A la question, “avez-vous perçu des améliorations au niveau de la propreté dans votre cité?“, aussi bien une vieille dame qu’un habitant de Hay Hlel ont déclaré : «Oui considérablement par rapport à ce que nous vivions les années précédentes»; et l’homme de renchérir: «Vous savez, nous estimons aujourd’hui que nous ne sommes pas loin de 2010 où les agents municipaux étaient disciplinés et venaient ramasser régulièrement les ordures ménagères, mais depuis qu’ils ont été titularisés, nous avons pendant des années souffert des amas d’ordures que l’on ne ramassait qu’au bout de 4 à 5 jours. Nous n’arrivions même pas à dormir tant les odeurs étaient pestilentielles. Depuis quelques temps, nous pouvons de nouveau respirer et nous ne sommes plus entourés de saletés, fort heureusement pour nous».

Aussi bien à Hay Hlel qu’à la cité Ettadhamen, les petites ruelles sont relativement propres, des pickups font le ramassage pour les déposer ensuite dans de grands camions. Dans ces cités populaires à forte densité, les risques sécuritaires obligent les opérateurs privés à prélever les ordures de jour entre 10h et 14h de peur d’être agressés. L’avenue 3001, la plus long et la plus sale de la Cité Hlel, a recouvert depuis des semaines une apparence «saine »…

Pas de triomphalisme béat

Les constructions anarchiques, précise le ministre de l’Environnement, ont augmenté de 8% en 2010 à 30% aujourd’hui. Quant aux étaux parus comme par magie, n’en parlons pas. De nouvelles cités qui ne sont pas rattachées au réseau d’assainissement de l’ONAS, ce qui rend les conditions de survie encore plus difficiles, un grand problème auquel s’attaque aujourd’hui son ministère.

Sans tomber dans un triomphalisme béat, Riadh Mouakher, qui avait questionné les locataires des lieux sur leur appréciation de la situation environnementale dans leurs lieux d’habitation,  (Bardo, Hay Hlel et El Hrairia), a tenu à préciser que son ministère œuvre à travailler de concert avec les municipalités en les dotant des équipements manquants (containers et trax)  mais qu’il n’a pas encore atteint ses objectifs en matière de propreté.

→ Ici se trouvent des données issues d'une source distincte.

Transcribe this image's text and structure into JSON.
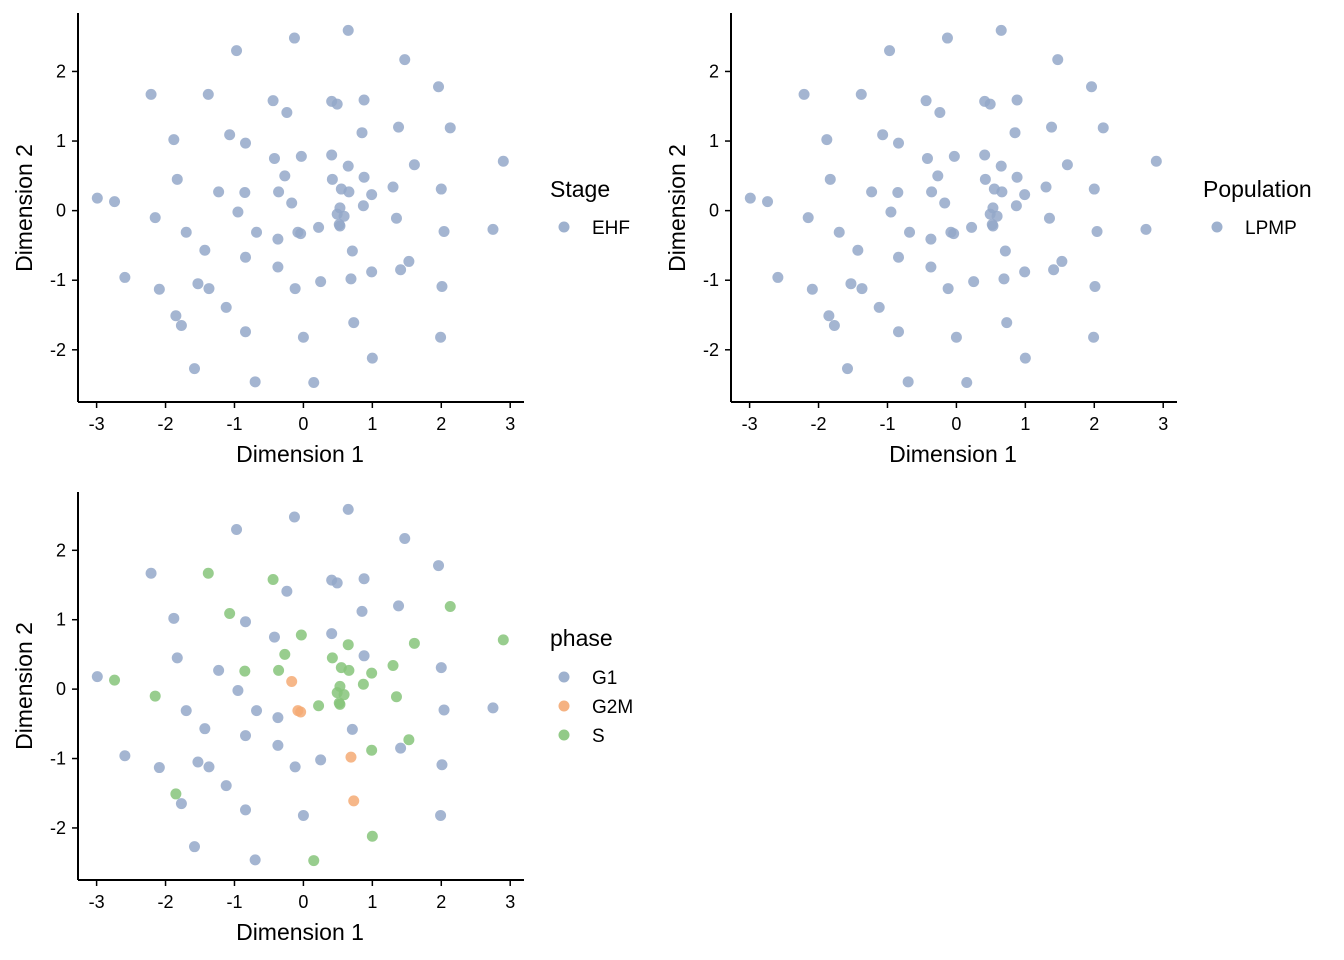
{
  "colors": {
    "G1": "#94a8c9",
    "G2M": "#f4aa74",
    "S": "#86c47a"
  },
  "chart_data": [
    {
      "type": "scatter",
      "panel": "top-left",
      "xlabel": "Dimension 1",
      "ylabel": "Dimension 2",
      "xlim": [
        -3.27,
        3.2
      ],
      "ylim": [
        -2.75,
        2.84
      ],
      "xticks": [
        -3,
        -2,
        -1,
        0,
        1,
        2,
        3
      ],
      "xtick_labels": [
        "-3",
        "-2",
        "-1",
        "0",
        "1",
        "2",
        "3"
      ],
      "yticks": [
        -2,
        -1,
        0,
        1,
        2
      ],
      "ytick_labels": [
        "-2",
        "-1",
        "0",
        "1",
        "2"
      ],
      "grid": false,
      "legend": {
        "title": "Stage",
        "placement": "right",
        "entries": [
          {
            "label": "EHF",
            "color": "#94a8c9"
          }
        ]
      },
      "color_by": "single",
      "single_color": "#94a8c9"
    },
    {
      "type": "scatter",
      "panel": "top-right",
      "xlabel": "Dimension 1",
      "ylabel": "Dimension 2",
      "xlim": [
        -3.27,
        3.2
      ],
      "ylim": [
        -2.75,
        2.84
      ],
      "xticks": [
        -3,
        -2,
        -1,
        0,
        1,
        2,
        3
      ],
      "xtick_labels": [
        "-3",
        "-2",
        "-1",
        "0",
        "1",
        "2",
        "3"
      ],
      "yticks": [
        -2,
        -1,
        0,
        1,
        2
      ],
      "ytick_labels": [
        "-2",
        "-1",
        "0",
        "1",
        "2"
      ],
      "grid": false,
      "legend": {
        "title": "Population",
        "placement": "right",
        "entries": [
          {
            "label": "LPMP",
            "color": "#94a8c9"
          }
        ]
      },
      "color_by": "single",
      "single_color": "#94a8c9"
    },
    {
      "type": "scatter",
      "panel": "bottom-left",
      "xlabel": "Dimension 1",
      "ylabel": "Dimension 2",
      "xlim": [
        -3.27,
        3.2
      ],
      "ylim": [
        -2.75,
        2.84
      ],
      "xticks": [
        -3,
        -2,
        -1,
        0,
        1,
        2,
        3
      ],
      "xtick_labels": [
        "-3",
        "-2",
        "-1",
        "0",
        "1",
        "2",
        "3"
      ],
      "yticks": [
        -2,
        -1,
        0,
        1,
        2
      ],
      "ytick_labels": [
        "-2",
        "-1",
        "0",
        "1",
        "2"
      ],
      "grid": false,
      "legend": {
        "title": "phase",
        "placement": "right",
        "entries": [
          {
            "label": "G1",
            "color": "#94a8c9"
          },
          {
            "label": "G2M",
            "color": "#f4aa74"
          },
          {
            "label": "S",
            "color": "#86c47a"
          }
        ]
      },
      "color_by": "phase"
    }
  ],
  "points": [
    {
      "x": 0.65,
      "y": 2.59,
      "phase": "G1"
    },
    {
      "x": -0.13,
      "y": 2.48,
      "phase": "G1"
    },
    {
      "x": -0.97,
      "y": 2.3,
      "phase": "G1"
    },
    {
      "x": 1.47,
      "y": 2.17,
      "phase": "G1"
    },
    {
      "x": 1.96,
      "y": 1.78,
      "phase": "G1"
    },
    {
      "x": -2.21,
      "y": 1.67,
      "phase": "G1"
    },
    {
      "x": -1.38,
      "y": 1.67,
      "phase": "S"
    },
    {
      "x": -0.44,
      "y": 1.58,
      "phase": "S"
    },
    {
      "x": 0.41,
      "y": 1.57,
      "phase": "G1"
    },
    {
      "x": 0.49,
      "y": 1.53,
      "phase": "G1"
    },
    {
      "x": 0.88,
      "y": 1.59,
      "phase": "G1"
    },
    {
      "x": -0.24,
      "y": 1.41,
      "phase": "G1"
    },
    {
      "x": 1.38,
      "y": 1.2,
      "phase": "G1"
    },
    {
      "x": 2.13,
      "y": 1.19,
      "phase": "S"
    },
    {
      "x": -1.07,
      "y": 1.09,
      "phase": "S"
    },
    {
      "x": 0.85,
      "y": 1.12,
      "phase": "G1"
    },
    {
      "x": -1.88,
      "y": 1.02,
      "phase": "G1"
    },
    {
      "x": -0.84,
      "y": 0.97,
      "phase": "G1"
    },
    {
      "x": -0.42,
      "y": 0.75,
      "phase": "G1"
    },
    {
      "x": -0.03,
      "y": 0.78,
      "phase": "S"
    },
    {
      "x": 0.41,
      "y": 0.8,
      "phase": "G1"
    },
    {
      "x": 0.65,
      "y": 0.64,
      "phase": "S"
    },
    {
      "x": 1.61,
      "y": 0.66,
      "phase": "S"
    },
    {
      "x": 2.9,
      "y": 0.71,
      "phase": "S"
    },
    {
      "x": -1.83,
      "y": 0.45,
      "phase": "G1"
    },
    {
      "x": -0.27,
      "y": 0.5,
      "phase": "S"
    },
    {
      "x": 0.42,
      "y": 0.45,
      "phase": "S"
    },
    {
      "x": 0.88,
      "y": 0.48,
      "phase": "G1"
    },
    {
      "x": -1.23,
      "y": 0.27,
      "phase": "G1"
    },
    {
      "x": -0.85,
      "y": 0.26,
      "phase": "S"
    },
    {
      "x": -0.36,
      "y": 0.27,
      "phase": "S"
    },
    {
      "x": 0.55,
      "y": 0.31,
      "phase": "S"
    },
    {
      "x": 0.66,
      "y": 0.27,
      "phase": "S"
    },
    {
      "x": 1.3,
      "y": 0.34,
      "phase": "S"
    },
    {
      "x": 2.0,
      "y": 0.31,
      "phase": "G1"
    },
    {
      "x": -2.99,
      "y": 0.18,
      "phase": "G1"
    },
    {
      "x": -2.74,
      "y": 0.13,
      "phase": "S"
    },
    {
      "x": -0.17,
      "y": 0.11,
      "phase": "G2M"
    },
    {
      "x": 0.53,
      "y": 0.04,
      "phase": "S"
    },
    {
      "x": 0.87,
      "y": 0.07,
      "phase": "S"
    },
    {
      "x": 0.99,
      "y": 0.23,
      "phase": "S"
    },
    {
      "x": -2.15,
      "y": -0.1,
      "phase": "S"
    },
    {
      "x": -0.95,
      "y": -0.02,
      "phase": "G1"
    },
    {
      "x": 0.49,
      "y": -0.05,
      "phase": "S"
    },
    {
      "x": 0.59,
      "y": -0.08,
      "phase": "S"
    },
    {
      "x": 1.35,
      "y": -0.11,
      "phase": "S"
    },
    {
      "x": 0.22,
      "y": -0.24,
      "phase": "S"
    },
    {
      "x": 0.52,
      "y": -0.2,
      "phase": "S"
    },
    {
      "x": 0.53,
      "y": -0.22,
      "phase": "S"
    },
    {
      "x": -1.7,
      "y": -0.31,
      "phase": "G1"
    },
    {
      "x": -0.68,
      "y": -0.31,
      "phase": "G1"
    },
    {
      "x": -0.08,
      "y": -0.31,
      "phase": "G2M"
    },
    {
      "x": -0.04,
      "y": -0.33,
      "phase": "G2M"
    },
    {
      "x": 2.04,
      "y": -0.3,
      "phase": "G1"
    },
    {
      "x": 2.75,
      "y": -0.27,
      "phase": "G1"
    },
    {
      "x": -1.43,
      "y": -0.57,
      "phase": "G1"
    },
    {
      "x": -0.37,
      "y": -0.41,
      "phase": "G1"
    },
    {
      "x": 0.71,
      "y": -0.58,
      "phase": "G1"
    },
    {
      "x": -2.59,
      "y": -0.96,
      "phase": "G1"
    },
    {
      "x": -0.84,
      "y": -0.67,
      "phase": "G1"
    },
    {
      "x": -0.37,
      "y": -0.81,
      "phase": "G1"
    },
    {
      "x": 0.69,
      "y": -0.98,
      "phase": "G2M"
    },
    {
      "x": 0.99,
      "y": -0.88,
      "phase": "S"
    },
    {
      "x": 1.41,
      "y": -0.85,
      "phase": "G1"
    },
    {
      "x": 1.53,
      "y": -0.73,
      "phase": "S"
    },
    {
      "x": -2.09,
      "y": -1.13,
      "phase": "G1"
    },
    {
      "x": -1.53,
      "y": -1.05,
      "phase": "G1"
    },
    {
      "x": -1.37,
      "y": -1.12,
      "phase": "G1"
    },
    {
      "x": -0.12,
      "y": -1.12,
      "phase": "G1"
    },
    {
      "x": 0.25,
      "y": -1.02,
      "phase": "G1"
    },
    {
      "x": 2.01,
      "y": -1.09,
      "phase": "G1"
    },
    {
      "x": -1.85,
      "y": -1.51,
      "phase": "S"
    },
    {
      "x": -1.77,
      "y": -1.65,
      "phase": "G1"
    },
    {
      "x": -1.12,
      "y": -1.39,
      "phase": "G1"
    },
    {
      "x": 0.73,
      "y": -1.61,
      "phase": "G2M"
    },
    {
      "x": -0.84,
      "y": -1.74,
      "phase": "G1"
    },
    {
      "x": 0.0,
      "y": -1.82,
      "phase": "G1"
    },
    {
      "x": 1.99,
      "y": -1.82,
      "phase": "G1"
    },
    {
      "x": 1.0,
      "y": -2.12,
      "phase": "S"
    },
    {
      "x": -1.58,
      "y": -2.27,
      "phase": "G1"
    },
    {
      "x": -0.7,
      "y": -2.46,
      "phase": "G1"
    },
    {
      "x": 0.15,
      "y": -2.47,
      "phase": "S"
    }
  ]
}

Rappelons à ce propos que nombreux sont les intervenants en la matière: le ministère de l’Intérieur, le ministère de l’Equipement et le ministère de l’Environnement. Le manque de coordination a engendré le manque d’efficience. «Nous estimons qu’une structure représentative des différents départements est nécessaire pour que nos actions soient efficaces. Il fait qu’elle ait un pouvoir décisionnel pour prendre les mesures qui s’imposent afin d’assainir un environnement qui s’est dégradé à vue d’œil et que les différents gouvernements ont complètement ignorés».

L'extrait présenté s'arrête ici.